In another study, the welfare of cats in a testing laboratory (horrible places) was improved by providing soft resting surfaces ‘in the form of pillows’ according to Dr Bradshaw in his book Cat Sense. No surprise there, then!
Cats also preferred polyester fleece over woven rush matting and corrugated cardboard. This does not surprise me one bit. It is all about comfort and warmth – a big part of the lives of domestic cats. Although cats can feel too hot. They have their limits of acceptability in terms of the amount of warmth they can tolerate. They will seek out cold floors to rest on in hot weather as is currently the case in the UK and for instance California.
In other study (Roy 1992) they found that cats in rescue centers preferred wood as a substrate (underlying layer or substance) compared to plastic.
Cats like the materials that they rest on to maintain a constant temperature. These materials might be fabric, wood shavings, hay and straw.
This information may assist volunteers making feral cat homes out of unused cooler or storage boxes. There are many excellent people who improve the welfare of feral cats. I’d have thought that straw or wood shavings in one of these feral cat homes would work well provided it didn’t get wet. Mould forms as I understand it. And you might get bacteria and other microorganisms populating wet straw.
An unused item of fleece clothing might be ideal for a cat particularly if it was unwashed to ensure that it smelled of the cat’s human caretaker.
P.S. Fleece garments shed microplastics in large quantities when washed in washing machines. These tiny balls of plastic find their way into the four corners of the planet. There are millions of tons of them in the oceans. They are ingested by marine wildlife and humans end up eating the stuff! What goes around comes around as the saying goes.
In multi-cat homes there should be a sufficient number of resting places as cats normally prefer to rest alone.
Hiding as a coping mechanism
Hiding is a coping mechanism in domestic cats as I am pretty sure you know. They often hide in response to unwanted stimuli or changes in their environment. They hide when they want to avoid interactions with other cats or people or when they are confronted with a potentially stressful situation.

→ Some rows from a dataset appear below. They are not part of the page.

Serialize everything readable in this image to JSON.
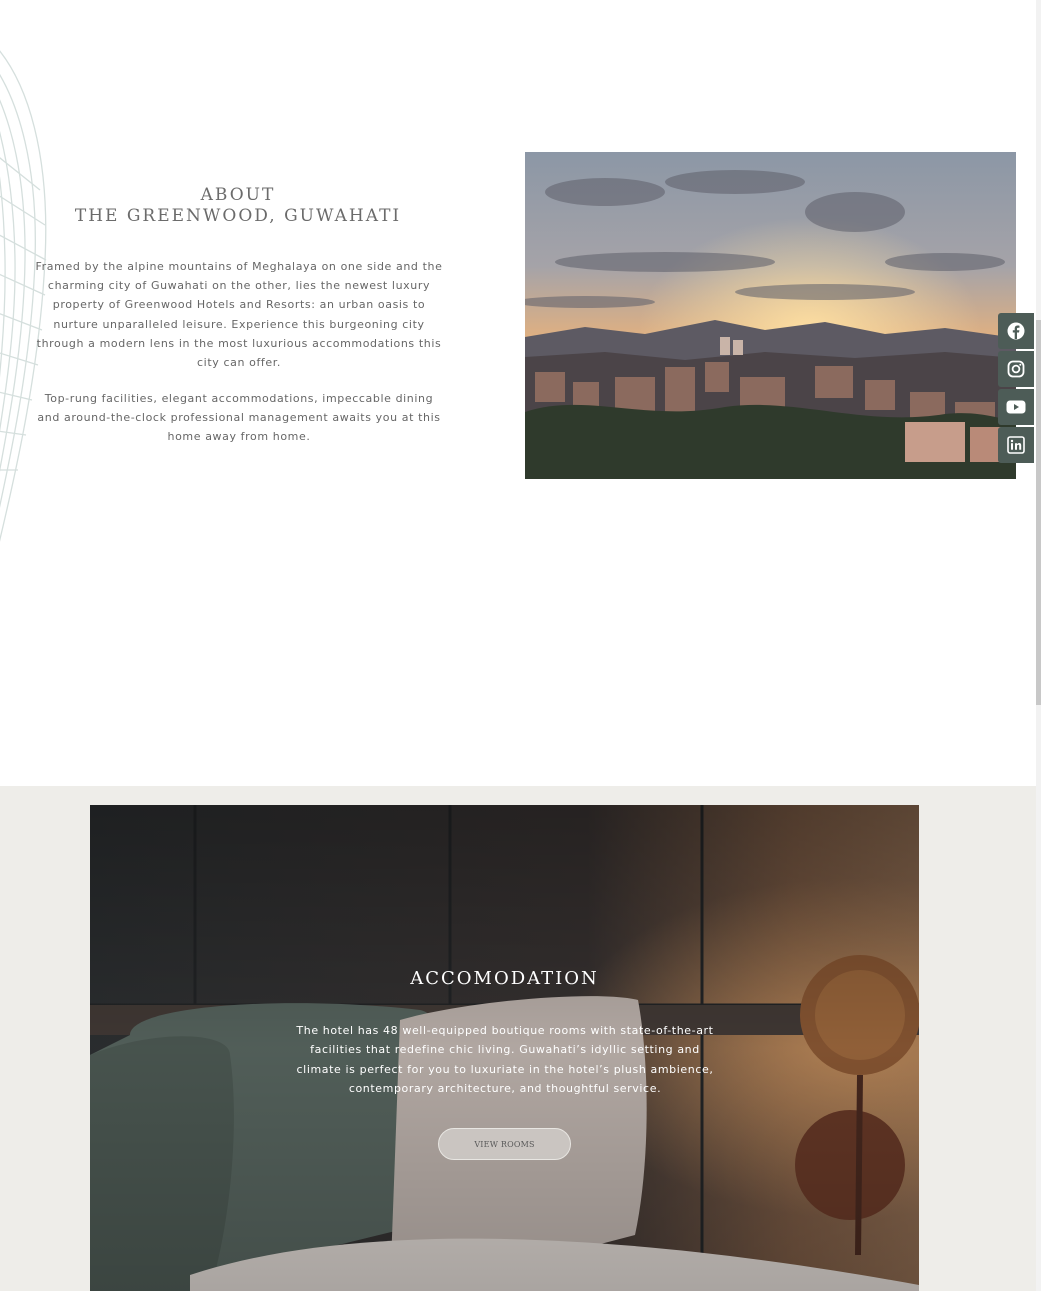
{
  "about": {
    "heading_line1": "ABOUT",
    "heading_line2": "THE GREENWOOD, GUWAHATI",
    "para1": "Framed by the alpine mountains of Meghalaya on one side and the charming city of Guwahati on the other, lies the newest luxury property of Greenwood Hotels and Resorts: an urban oasis to nurture unparalleled leisure. Experience this burgeoning city through a modern lens in the most luxurious accommodations this city can offer.",
    "para2": "Top-rung facilities, elegant accommodations, impeccable dining and around-the-clock professional management awaits you at this home away from home."
  },
  "social": [
    {
      "icon": "facebook-icon"
    },
    {
      "icon": "instagram-icon"
    },
    {
      "icon": "youtube-icon"
    },
    {
      "icon": "linkedin-icon"
    }
  ],
  "accommodation": {
    "title": "ACCOMODATION",
    "text": "The hotel has 48 well-equipped boutique rooms with state-of-the-art facilities that redefine chic living. Guwahati’s idyllic setting and climate is perfect for you to luxuriate in the hotel’s plush ambience, contemporary architecture, and thoughtful service.",
    "button_label": "VIEW ROOMS"
  },
  "colors": {
    "social_bg": "#4d5c57",
    "section_bg": "#eeede9",
    "heading": "#6b6b6b"
  }
}
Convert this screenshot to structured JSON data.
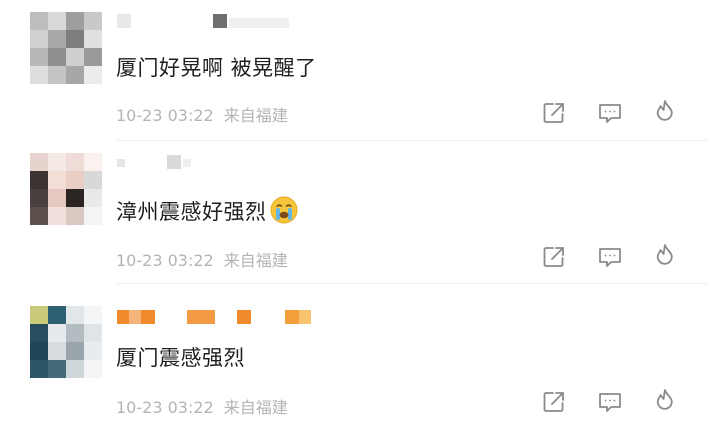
{
  "comments": [
    {
      "text": "厦门好晃啊 被晃醒了",
      "time": "10-23 03:22",
      "location": "来自福建",
      "has_emoji": false
    },
    {
      "text": "漳州震感好强烈",
      "time": "10-23 03:22",
      "location": "来自福建",
      "has_emoji": true,
      "emoji": "crying-face"
    },
    {
      "text": "厦门震感强烈",
      "time": "10-23 03:22",
      "location": "来自福建",
      "has_emoji": false
    }
  ],
  "actions": [
    "share-icon",
    "comment-icon",
    "like-flame-icon"
  ],
  "colors": {
    "text": "#1f1f1f",
    "meta": "#b4b4b4",
    "icon": "#8a8a8a",
    "name_bar": "#f08a2a"
  }
}
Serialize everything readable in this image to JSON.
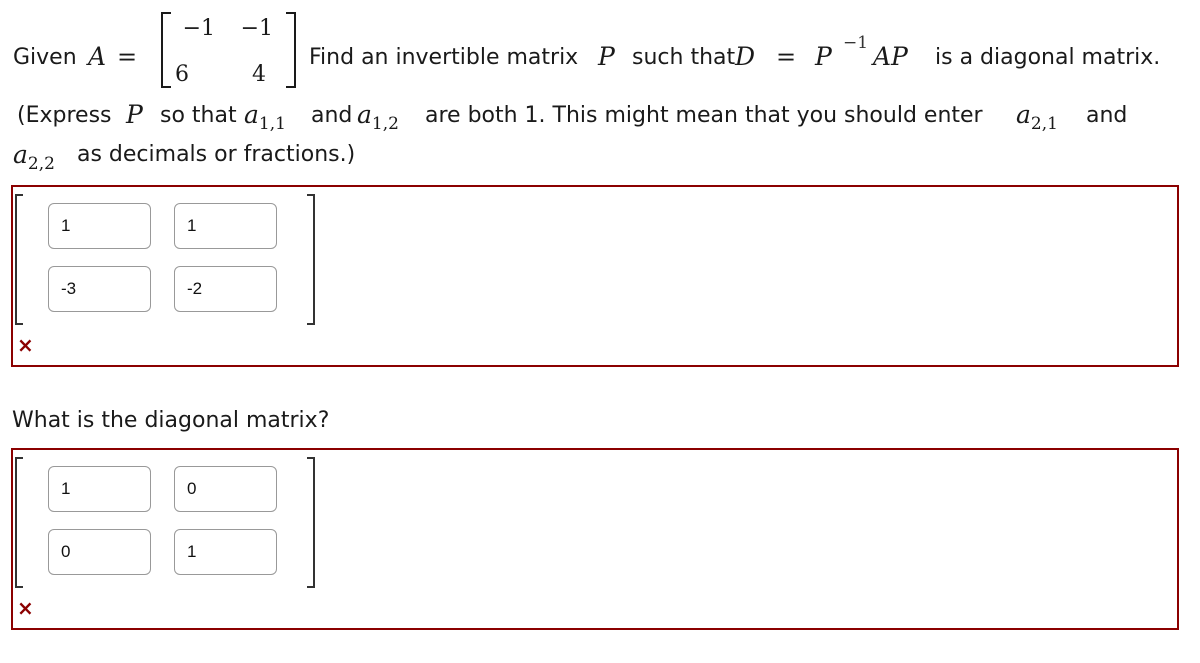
{
  "question1": {
    "given_label": "Given",
    "matrix_name": "A",
    "equals": "=",
    "matrix_A": [
      [
        "−1",
        "−1"
      ],
      [
        "6",
        "4"
      ]
    ],
    "find_text": "Find an invertible matrix",
    "P": "P",
    "such_that": "such that",
    "D": "D",
    "P_inv_sup": "−1",
    "AP": "AP",
    "tail": "is a diagonal matrix.",
    "instruction": {
      "open": "(Express",
      "so_that": "so that",
      "a": "a",
      "sub11": "1,1",
      "and1": "and",
      "sub12": "1,2",
      "mid": "are both 1.  This might mean that you should enter",
      "sub21": "2,1",
      "and2": "and",
      "sub22": "2,2",
      "end": "as decimals or fractions.)"
    }
  },
  "answer1": {
    "inputs": [
      [
        "1",
        "1"
      ],
      [
        "-3",
        "-2"
      ]
    ],
    "status": "incorrect",
    "status_icon": "×"
  },
  "question2": {
    "prompt": "What is the diagonal matrix?"
  },
  "answer2": {
    "inputs": [
      [
        "1",
        "0"
      ],
      [
        "0",
        "1"
      ]
    ],
    "status": "incorrect",
    "status_icon": "×"
  },
  "colors": {
    "error_border": "#8b0000",
    "error_icon": "#8b0000"
  }
}
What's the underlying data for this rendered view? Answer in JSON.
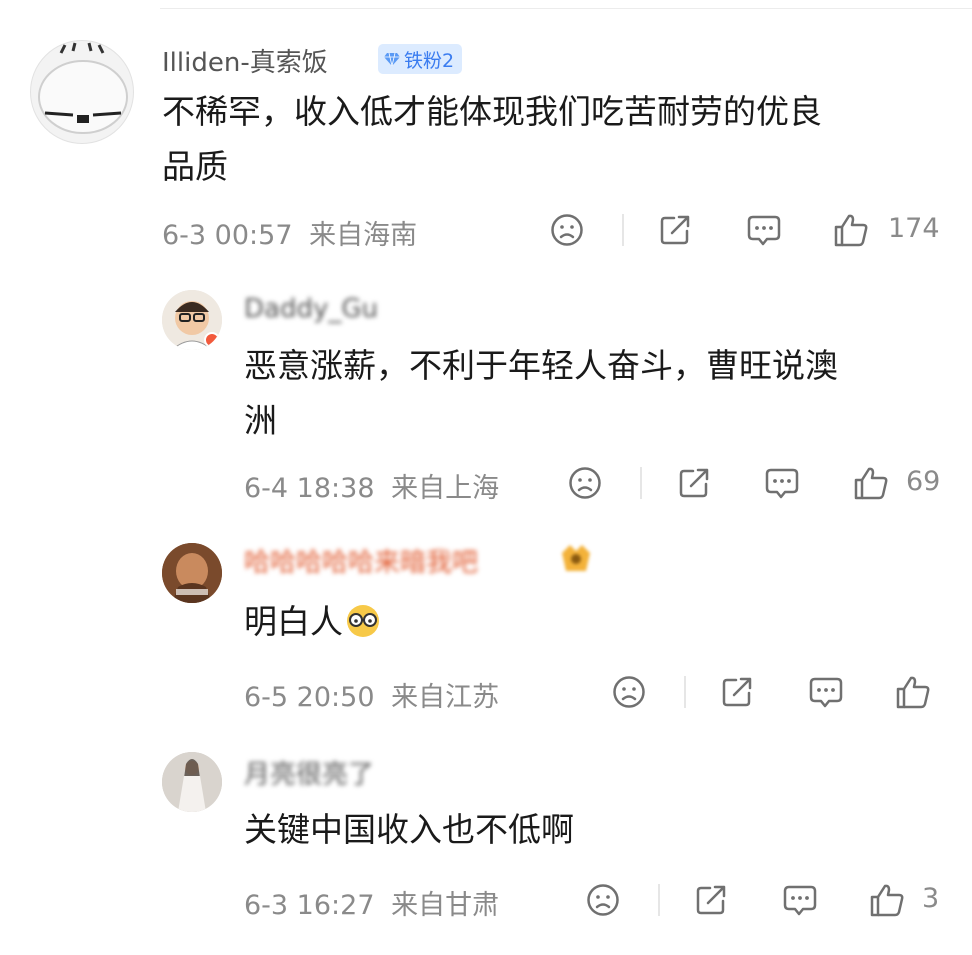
{
  "comments": [
    {
      "user": "Illiden-真索饭",
      "badge": "铁粉2",
      "text_lines": [
        "不稀罕，收入低才能体现我们吃苦耐劳的优良",
        "品质"
      ],
      "time": "6-3 00:57",
      "location": "来自海南",
      "likes": "174"
    },
    {
      "user": "Daddy_Gu",
      "text_lines": [
        "恶意涨薪，不利于年轻人奋斗，曹旺说澳",
        "洲"
      ],
      "time": "6-4 18:38",
      "location": "来自上海",
      "likes": "69"
    },
    {
      "user": "哈哈哈哈哈来暗我吧",
      "text_lines": [
        "明白人"
      ],
      "time": "6-5 20:50",
      "location": "来自江苏",
      "likes": ""
    },
    {
      "user": "月亮很亮了",
      "text_lines": [
        "关键中国收入也不低啊"
      ],
      "time": "6-3 16:27",
      "location": "来自甘肃",
      "likes": "3"
    }
  ],
  "icons": {
    "dislike": "frown-face-icon",
    "share": "share-icon",
    "reply": "comment-icon",
    "like": "thumbs-up-icon"
  },
  "colors": {
    "badge_bg": "#dcebff",
    "badge_text": "#3a7cf0",
    "meta_text": "#8a8a8a",
    "username_orange": "#e0572b"
  }
}
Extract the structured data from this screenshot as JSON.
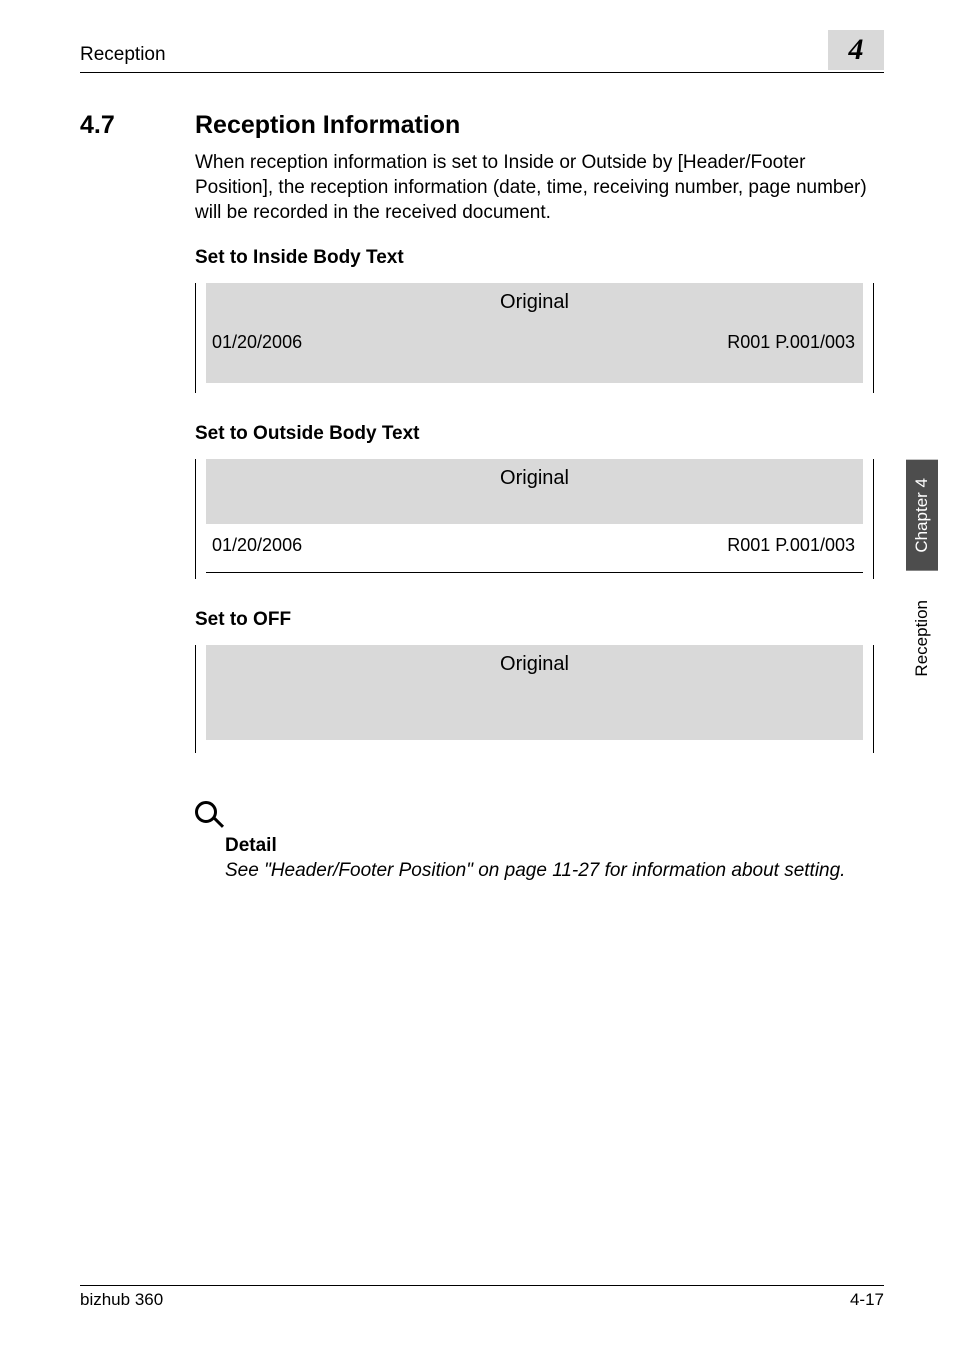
{
  "header": {
    "running_head": "Reception",
    "chapter_badge": "4"
  },
  "section": {
    "number": "4.7",
    "title": "Reception Information",
    "intro": "When reception information is set to Inside or Outside by [Header/Footer Position], the reception information (date, time, receiving number, page number) will be recorded in the received document."
  },
  "subsections": {
    "inside": {
      "heading": "Set to Inside Body Text",
      "title": "Original",
      "date": "01/20/2006",
      "info": "R001 P.001/003"
    },
    "outside": {
      "heading": "Set to Outside Body Text",
      "title": "Original",
      "date": "01/20/2006",
      "info": "R001 P.001/003"
    },
    "off": {
      "heading": "Set to OFF",
      "title": "Original"
    }
  },
  "detail": {
    "heading": "Detail",
    "text": "See \"Header/Footer Position\" on page 11-27 for information about setting."
  },
  "side_tabs": {
    "chapter": "Chapter 4",
    "name": "Reception"
  },
  "footer": {
    "product": "bizhub 360",
    "page": "4-17"
  }
}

In one study, 60 pairs of neutered, indoor-only cats were found to spend between 48 and 50% of the observed time out of each other’s sight. This indicates the obvious, namely that they did not want to see each other or perhaps it is better described as hiding from each other. That is quite a high percentage which may surprise people.
Because of this study by Barry and Crowell-Davis in 1999, in multi-cat homes, in addition to open resting areas such as a shelf or shelves, there should be resting areas to where cats can retreat and conceal themselves. This might be a high-sided cat bed, an igloo bed or boxes.
There might be divisions in the room using vertical panels, curtains or other room dividers. They all help to get a cat out of the sight of another. Room dividers also make a space more complex which allows cats more choice as to where to spend time.
Also, in multi-cat households it is now very well known that there should be a sufficient number of litter trays. The general guideline is one per cat and Jackson Galaxy says you can add to that formula one extra. My reference book says there should be at least one per two cats which is less than suggested by Jackson Galaxy. They should be sited away from feeding and resting areas.
Cat owners should know that individual cats have their own preferences for litter and tray characteristics. It is up to the cat caretaker to find out what these preferences are and provide them.